How to delete words which start with some specific pattern in a file in unix

Question

I want to delete all words in my file that start with 3: and 4:

For Example -

Input is

13 1:12 2:14 3:11
10 1:9 2:7 4:10 5:2
16 3:7 8:24
7 4:7 6:54

Output should be

13 1:12 2:14
10 1:9 2:7 5:2
14 8:24
7 6:54

Can someone tell me if it is possible using sed command or awk command.

Answer 1

Assuming all words contains : and has at least one digit after the :

sed "s/ \([34]:[^\b]+\)//g" inputfile

This matches SPACE, 3 or 4, colon and then at least one non word boundary.

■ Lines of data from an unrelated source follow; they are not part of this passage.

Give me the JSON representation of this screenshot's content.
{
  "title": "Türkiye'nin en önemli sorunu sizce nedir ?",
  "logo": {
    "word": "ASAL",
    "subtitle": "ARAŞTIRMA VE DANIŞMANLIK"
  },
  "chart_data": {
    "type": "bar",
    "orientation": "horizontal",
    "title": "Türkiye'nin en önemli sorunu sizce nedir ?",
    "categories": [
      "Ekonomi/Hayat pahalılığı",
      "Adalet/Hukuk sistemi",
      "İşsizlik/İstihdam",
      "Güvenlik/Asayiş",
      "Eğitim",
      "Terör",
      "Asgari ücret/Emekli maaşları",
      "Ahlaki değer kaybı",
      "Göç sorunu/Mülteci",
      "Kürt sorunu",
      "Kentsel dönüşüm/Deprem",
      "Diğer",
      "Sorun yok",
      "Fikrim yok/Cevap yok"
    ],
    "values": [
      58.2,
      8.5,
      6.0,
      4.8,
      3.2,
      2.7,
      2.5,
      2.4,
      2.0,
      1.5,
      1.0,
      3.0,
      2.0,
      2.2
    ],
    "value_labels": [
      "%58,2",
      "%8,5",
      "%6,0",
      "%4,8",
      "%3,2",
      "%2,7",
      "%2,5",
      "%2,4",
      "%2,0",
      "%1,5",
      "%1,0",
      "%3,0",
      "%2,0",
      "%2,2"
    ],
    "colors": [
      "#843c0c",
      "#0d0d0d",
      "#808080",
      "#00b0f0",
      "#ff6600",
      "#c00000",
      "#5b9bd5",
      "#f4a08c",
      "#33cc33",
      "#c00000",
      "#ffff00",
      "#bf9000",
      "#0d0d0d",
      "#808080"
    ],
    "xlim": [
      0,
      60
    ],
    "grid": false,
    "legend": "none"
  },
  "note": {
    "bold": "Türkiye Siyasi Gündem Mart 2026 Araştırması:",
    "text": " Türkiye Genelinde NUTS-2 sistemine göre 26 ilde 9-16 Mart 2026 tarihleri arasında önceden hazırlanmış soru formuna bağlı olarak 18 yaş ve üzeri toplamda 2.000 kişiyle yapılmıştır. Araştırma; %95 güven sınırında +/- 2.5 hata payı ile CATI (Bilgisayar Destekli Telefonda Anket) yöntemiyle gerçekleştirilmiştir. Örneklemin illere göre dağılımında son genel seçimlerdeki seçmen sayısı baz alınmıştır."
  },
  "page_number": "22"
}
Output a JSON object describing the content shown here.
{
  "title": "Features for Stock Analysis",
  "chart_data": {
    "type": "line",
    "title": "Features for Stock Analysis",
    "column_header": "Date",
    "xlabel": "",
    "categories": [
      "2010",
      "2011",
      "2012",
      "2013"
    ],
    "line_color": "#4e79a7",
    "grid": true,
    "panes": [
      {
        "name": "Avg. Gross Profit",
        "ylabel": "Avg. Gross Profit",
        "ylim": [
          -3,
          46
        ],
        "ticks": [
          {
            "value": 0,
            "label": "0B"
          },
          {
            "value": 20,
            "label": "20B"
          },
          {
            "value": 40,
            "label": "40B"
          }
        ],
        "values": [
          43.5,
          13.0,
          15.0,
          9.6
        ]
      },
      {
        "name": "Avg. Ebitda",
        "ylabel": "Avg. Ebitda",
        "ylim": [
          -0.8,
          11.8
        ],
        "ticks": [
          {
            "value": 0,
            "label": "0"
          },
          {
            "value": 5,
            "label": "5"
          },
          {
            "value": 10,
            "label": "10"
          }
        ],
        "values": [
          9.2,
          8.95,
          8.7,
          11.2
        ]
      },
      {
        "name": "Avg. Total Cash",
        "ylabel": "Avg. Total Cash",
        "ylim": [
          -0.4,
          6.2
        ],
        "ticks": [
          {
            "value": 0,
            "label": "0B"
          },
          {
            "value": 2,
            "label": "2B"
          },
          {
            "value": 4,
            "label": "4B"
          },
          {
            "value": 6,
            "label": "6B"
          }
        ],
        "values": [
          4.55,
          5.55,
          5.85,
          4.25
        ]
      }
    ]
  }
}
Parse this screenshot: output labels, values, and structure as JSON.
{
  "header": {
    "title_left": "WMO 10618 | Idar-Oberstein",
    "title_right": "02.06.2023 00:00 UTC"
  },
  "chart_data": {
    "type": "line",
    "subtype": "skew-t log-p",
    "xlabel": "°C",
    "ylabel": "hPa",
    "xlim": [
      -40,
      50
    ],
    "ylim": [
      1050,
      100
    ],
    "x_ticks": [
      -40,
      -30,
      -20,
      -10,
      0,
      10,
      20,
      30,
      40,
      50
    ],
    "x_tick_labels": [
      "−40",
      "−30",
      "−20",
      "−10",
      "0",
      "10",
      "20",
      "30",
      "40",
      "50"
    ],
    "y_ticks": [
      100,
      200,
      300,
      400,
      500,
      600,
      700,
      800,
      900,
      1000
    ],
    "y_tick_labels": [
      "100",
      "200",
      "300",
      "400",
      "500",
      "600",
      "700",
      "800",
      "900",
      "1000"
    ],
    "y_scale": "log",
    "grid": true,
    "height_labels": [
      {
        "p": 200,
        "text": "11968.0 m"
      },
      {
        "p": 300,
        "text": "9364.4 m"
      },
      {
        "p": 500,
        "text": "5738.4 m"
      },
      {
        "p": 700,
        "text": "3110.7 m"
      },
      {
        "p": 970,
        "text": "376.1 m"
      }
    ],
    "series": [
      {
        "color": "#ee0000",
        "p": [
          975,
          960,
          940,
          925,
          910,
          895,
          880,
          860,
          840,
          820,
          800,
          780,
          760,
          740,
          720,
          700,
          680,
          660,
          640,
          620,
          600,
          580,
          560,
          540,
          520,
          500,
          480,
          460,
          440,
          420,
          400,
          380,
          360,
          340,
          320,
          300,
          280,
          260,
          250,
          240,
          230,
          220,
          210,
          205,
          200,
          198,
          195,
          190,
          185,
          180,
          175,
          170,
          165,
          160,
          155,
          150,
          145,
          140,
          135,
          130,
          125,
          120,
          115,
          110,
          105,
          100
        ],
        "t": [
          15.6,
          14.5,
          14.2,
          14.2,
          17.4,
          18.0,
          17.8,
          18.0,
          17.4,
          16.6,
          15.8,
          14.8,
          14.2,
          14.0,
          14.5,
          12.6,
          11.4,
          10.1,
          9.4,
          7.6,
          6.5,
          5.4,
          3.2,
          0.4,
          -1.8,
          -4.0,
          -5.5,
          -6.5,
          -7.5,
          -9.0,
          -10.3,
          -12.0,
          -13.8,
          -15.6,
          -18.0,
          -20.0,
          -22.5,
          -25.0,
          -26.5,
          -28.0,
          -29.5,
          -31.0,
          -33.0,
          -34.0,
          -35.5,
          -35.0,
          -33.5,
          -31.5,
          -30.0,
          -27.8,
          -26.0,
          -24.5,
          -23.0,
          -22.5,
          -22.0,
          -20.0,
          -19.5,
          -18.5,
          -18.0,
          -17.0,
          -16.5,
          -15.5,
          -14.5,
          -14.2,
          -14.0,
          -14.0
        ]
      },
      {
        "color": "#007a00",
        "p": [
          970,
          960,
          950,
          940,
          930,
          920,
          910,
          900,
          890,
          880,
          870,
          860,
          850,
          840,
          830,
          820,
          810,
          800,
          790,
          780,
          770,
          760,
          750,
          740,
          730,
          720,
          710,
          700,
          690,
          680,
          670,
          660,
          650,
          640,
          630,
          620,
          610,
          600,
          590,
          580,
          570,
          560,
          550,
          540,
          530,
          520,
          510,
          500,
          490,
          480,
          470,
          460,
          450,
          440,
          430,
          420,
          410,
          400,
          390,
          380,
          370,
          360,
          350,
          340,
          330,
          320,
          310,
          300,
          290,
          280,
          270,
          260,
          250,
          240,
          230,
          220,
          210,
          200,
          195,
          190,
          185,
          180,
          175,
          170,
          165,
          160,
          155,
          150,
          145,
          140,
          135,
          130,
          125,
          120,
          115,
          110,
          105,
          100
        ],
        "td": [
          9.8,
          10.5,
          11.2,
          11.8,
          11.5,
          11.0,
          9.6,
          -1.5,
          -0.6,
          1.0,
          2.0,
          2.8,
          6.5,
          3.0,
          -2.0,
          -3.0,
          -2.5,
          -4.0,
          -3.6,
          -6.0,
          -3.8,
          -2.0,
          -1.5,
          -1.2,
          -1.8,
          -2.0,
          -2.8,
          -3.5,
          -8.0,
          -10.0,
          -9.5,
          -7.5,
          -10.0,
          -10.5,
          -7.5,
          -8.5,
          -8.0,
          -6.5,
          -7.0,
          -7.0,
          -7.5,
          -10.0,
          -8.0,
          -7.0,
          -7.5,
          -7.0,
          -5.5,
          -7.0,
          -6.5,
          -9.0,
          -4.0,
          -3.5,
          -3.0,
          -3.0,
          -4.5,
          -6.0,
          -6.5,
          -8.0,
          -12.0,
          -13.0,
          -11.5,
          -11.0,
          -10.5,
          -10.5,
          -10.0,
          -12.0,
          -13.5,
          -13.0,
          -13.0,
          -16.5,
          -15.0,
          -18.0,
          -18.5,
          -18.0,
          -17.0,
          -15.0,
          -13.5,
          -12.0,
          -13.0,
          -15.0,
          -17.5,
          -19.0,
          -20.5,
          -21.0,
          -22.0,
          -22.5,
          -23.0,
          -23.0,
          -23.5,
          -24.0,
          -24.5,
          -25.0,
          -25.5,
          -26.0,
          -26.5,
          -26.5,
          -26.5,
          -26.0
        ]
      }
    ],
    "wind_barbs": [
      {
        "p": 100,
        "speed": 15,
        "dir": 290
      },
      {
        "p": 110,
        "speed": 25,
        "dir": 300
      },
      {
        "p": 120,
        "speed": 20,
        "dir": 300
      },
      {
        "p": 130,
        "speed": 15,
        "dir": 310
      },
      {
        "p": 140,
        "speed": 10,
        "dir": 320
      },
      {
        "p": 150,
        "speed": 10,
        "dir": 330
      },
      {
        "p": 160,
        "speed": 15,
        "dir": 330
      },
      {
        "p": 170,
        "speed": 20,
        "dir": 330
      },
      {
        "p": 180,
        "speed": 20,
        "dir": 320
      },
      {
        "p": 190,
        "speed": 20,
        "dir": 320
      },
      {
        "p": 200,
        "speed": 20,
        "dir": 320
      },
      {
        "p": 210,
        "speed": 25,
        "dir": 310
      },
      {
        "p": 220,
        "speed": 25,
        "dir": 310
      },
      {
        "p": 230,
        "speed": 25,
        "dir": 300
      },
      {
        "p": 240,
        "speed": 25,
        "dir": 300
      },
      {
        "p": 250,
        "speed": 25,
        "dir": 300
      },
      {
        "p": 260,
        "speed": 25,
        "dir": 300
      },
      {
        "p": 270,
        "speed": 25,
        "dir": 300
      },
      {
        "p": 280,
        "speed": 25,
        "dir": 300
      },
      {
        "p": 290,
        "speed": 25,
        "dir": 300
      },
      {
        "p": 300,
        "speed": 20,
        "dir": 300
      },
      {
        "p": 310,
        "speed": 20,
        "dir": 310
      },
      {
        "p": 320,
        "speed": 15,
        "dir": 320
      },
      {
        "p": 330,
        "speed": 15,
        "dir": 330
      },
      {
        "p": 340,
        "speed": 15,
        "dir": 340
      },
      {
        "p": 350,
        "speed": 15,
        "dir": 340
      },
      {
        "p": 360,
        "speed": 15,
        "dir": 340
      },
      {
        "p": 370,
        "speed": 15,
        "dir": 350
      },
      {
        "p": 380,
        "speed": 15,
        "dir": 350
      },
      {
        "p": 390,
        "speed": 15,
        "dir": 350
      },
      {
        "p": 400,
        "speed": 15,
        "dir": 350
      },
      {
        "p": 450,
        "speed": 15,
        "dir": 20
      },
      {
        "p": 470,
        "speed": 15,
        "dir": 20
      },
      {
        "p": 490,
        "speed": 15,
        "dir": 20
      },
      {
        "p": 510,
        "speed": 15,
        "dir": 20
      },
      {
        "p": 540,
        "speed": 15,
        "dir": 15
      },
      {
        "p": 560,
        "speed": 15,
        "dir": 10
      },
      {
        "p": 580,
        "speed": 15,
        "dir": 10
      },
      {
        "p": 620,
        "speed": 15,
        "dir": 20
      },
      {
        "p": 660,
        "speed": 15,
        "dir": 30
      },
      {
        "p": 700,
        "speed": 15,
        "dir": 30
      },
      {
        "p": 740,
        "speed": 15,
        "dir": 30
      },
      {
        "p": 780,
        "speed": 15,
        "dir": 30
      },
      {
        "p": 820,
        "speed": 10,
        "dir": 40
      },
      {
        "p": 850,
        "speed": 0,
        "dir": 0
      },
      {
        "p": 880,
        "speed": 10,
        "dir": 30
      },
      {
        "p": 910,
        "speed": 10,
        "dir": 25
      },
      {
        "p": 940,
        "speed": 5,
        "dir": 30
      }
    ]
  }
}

It replaces it forth nothing and does so for the whole line.

Answer 2

sed 's/[[:blank:]][34]:[^[:blank:]]\{1,\}[[:blank:]]*/ /g' YourFile

Posix compliant and assuming there is no (as in sample) first word stating with 3: or 4:.

Answer 3

This might work for you (GNU sed):

sed 's/\b[34]:\S*\s*//g' file

Looks for a word boundary and then either 3 or 4 followed by : and zero or more non-spaces followed by zero or more spaces and deletes them throughout the line.

Answer 4

With awk:

awk '{for (i=1; i<=NF; i++)
        {if (! sub("^[34]:", "", $i)) d=d$i" "}
        print d; d=""
     }' file

It loops through the fields and just store in the variable d those that do not start with 3: or 4:. This is done by checking if sub() function returns true or not. When the loop through the line is done, the d variable is printed.

For your given file:

$ awk '{for (i=1; i<=NF; i++) {if (! sub("^[34]:", "", $i)) d=d$i" "} print d; d=""}' file
13 1:12 2:14 
10 1:9 2:7 5:2 
16 8:24 
7 6:54 

Answer 5

With sed

sed -r 's/ 3:[0-9]*| 4:[0-9]*//g'


$ cat input.txt
13 1:12 2:14 3:11 10 1:9 2:7 4:10 5:2 16 3:7 8:24 7 4:7 6:54


$ cat input.txt | sed -r 's/ 3:[0-9]*| 4:[0-9]*//g'
13 1:12 2:14 10 1:9 2:7 5:2 16 8:24 7 6:54

Explanation:

• -r = Regex search
• 3:[0-9]*: Search for a space, then 3, then :, then [0-9] or a number between 0 and 9, the * means that he will search for zero or more hits in the pervious regex search, which is [0-9], so * means on this case that will search for zero or more numbers behind the first number after :
• | : Means OR
• 4:[0-9]*: Same as above except that instead of 3 it will search for 4
• //: The substitution strings, if you put POTATOE behind bars it will type it, on this case, sed will simply don't type anything.
• /g: Search in all the input passed to sed.